Works of experimental fiction often aren’t anything-goes affairs so much as they are exercises in restraint. Writers of the Oulipo school fuss over adding or removing letters; Proppian stories restrict themselves to common fairy-tale motifs. Fun as such fiction can be to think about, on the page it often has the sterility of a lab coat. Doesn’t good fiction suffer enough demands without thrusting more upon it?
That in mind, the 10 stories in Charles Baxter’s new collection, “There’s Something I Want You to Do,” at first seem forbiddingly overdetermined. Half take their titles from virtues (bravery, chastity), and half vices (lust, sloth), and each includes a character uttering the title phrase. The plots echo the titles: The narrator of “Loyalty” must decide what he owes to his returned ex-wife, for instance, while a doctor in “Sloth” is sluggish and overweight.

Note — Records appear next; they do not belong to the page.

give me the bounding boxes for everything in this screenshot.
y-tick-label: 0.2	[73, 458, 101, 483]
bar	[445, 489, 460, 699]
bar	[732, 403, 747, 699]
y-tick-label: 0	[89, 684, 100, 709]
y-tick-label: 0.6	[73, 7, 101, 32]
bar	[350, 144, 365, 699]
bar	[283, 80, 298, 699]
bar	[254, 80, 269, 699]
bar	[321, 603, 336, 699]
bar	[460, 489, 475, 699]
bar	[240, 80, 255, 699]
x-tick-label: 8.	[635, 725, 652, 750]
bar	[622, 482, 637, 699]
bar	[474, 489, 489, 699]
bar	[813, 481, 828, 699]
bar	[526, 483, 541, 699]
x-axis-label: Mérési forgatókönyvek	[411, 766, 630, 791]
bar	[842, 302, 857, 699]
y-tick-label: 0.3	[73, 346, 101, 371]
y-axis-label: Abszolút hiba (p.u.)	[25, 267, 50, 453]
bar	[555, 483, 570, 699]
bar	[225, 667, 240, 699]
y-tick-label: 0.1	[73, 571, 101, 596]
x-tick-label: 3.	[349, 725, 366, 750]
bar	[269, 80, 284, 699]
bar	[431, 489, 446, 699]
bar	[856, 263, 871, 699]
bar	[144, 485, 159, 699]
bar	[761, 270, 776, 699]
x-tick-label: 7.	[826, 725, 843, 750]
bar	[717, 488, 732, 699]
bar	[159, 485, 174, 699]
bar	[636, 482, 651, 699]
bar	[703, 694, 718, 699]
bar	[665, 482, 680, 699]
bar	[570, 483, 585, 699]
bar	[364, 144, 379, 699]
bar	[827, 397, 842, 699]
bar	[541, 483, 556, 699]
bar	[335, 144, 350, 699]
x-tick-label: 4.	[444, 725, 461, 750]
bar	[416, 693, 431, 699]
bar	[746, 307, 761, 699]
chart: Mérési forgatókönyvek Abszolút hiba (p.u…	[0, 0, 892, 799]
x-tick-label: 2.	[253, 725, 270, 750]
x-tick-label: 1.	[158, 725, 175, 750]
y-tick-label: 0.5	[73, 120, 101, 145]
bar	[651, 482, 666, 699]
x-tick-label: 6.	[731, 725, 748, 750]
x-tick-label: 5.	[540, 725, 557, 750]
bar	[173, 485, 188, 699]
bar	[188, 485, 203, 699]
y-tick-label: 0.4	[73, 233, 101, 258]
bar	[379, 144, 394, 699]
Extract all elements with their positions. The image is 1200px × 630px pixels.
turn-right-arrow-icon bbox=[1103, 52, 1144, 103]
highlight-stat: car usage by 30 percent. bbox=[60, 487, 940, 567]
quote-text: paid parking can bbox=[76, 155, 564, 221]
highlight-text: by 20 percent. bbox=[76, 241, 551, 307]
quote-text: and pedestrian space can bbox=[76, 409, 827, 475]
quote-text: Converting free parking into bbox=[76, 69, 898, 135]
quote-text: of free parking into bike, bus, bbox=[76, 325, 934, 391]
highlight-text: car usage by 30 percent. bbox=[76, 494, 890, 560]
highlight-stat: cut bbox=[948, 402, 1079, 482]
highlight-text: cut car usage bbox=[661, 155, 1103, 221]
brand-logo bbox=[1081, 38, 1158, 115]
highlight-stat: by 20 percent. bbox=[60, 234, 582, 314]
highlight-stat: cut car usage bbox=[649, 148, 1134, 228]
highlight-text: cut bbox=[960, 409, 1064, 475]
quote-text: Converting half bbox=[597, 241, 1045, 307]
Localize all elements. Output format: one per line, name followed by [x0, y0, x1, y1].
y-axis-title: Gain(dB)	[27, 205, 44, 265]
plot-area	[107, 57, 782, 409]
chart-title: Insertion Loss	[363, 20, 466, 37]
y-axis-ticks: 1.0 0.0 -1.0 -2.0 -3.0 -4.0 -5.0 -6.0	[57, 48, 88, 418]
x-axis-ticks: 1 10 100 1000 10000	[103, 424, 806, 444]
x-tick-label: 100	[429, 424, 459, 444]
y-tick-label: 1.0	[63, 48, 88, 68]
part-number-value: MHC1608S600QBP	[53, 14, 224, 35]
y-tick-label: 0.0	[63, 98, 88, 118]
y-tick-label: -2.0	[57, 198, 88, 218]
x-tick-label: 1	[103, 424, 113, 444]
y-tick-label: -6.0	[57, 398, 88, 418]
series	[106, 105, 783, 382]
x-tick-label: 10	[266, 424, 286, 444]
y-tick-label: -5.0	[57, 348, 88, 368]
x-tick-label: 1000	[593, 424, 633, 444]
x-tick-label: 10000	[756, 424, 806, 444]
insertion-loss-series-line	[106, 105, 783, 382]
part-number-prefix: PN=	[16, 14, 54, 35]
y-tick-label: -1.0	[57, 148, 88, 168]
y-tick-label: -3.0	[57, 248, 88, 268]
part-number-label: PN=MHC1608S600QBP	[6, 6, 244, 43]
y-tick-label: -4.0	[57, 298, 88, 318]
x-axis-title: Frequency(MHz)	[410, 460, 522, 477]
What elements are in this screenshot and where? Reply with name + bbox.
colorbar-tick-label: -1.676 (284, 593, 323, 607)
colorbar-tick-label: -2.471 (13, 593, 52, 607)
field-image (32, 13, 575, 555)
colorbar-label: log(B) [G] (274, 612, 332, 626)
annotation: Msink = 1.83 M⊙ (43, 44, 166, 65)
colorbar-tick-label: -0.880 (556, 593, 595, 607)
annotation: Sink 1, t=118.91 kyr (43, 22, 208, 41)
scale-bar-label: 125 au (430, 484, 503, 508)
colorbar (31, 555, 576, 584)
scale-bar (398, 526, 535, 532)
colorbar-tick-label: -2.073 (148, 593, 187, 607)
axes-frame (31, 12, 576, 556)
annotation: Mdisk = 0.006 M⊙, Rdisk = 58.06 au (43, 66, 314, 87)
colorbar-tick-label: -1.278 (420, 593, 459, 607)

Baxter isn’t slavishly dedicated to his organizing conceit, though, and he’s not interested in pat lectures on each of his chosen topics. Indeed, the stories typically reveal the freewheeling imagination of Baxter’s best stories (collected in 2012’s “Gryphon”), even if the overall mood is somber. In “Sloth,” the doctor makes regular retreats from the demands of pediatrics to visit Minneapolis’ Stone Arch Bridge, where he talks to “hallucinatory visitors.” In this case it’s the ghost of Alfred Hitchcock, delivering melancholy intonations. “Now nothing happens next,” he laments of the afterlife. The living, however bad they have it, have it better.
And we do have it pretty rough down here. In “Charity,” a man seeks out his lost boyfriend who’s succumbed to painkiller addiction, and his actions are tests of what qualifies as kindness, and whether it’s fair to harm one person in the name of healing another. In “Avarice,” the mother of the man in “Loyalty” confesses to an event that’s left her with a long-hidden murderous fury. “I found that black coal in my soul, and it burned fiercely,” she thinks. “I loved having it there.”
Baxter can’t entirely shake the stiffness out of his concept: “Forbearance” mainly turns on a woman struggling to translate a poem, and “Vanity” is a sketch of an airplane conversation between a man and a Holocaust survivor. But read as mood pieces, they each do what Baxter’s fiction is best at — evoke the strangeness of the everyday, undermining our best efforts to apply structure to it. A comment from a friend of the translator suggests the frustration that these characters all navigate, however they behave: “Things are not translating? Sometimes they do not. Sometimes they stubbornly stay what they are.”
Mark Athitakis is a reviewer in Phoenix.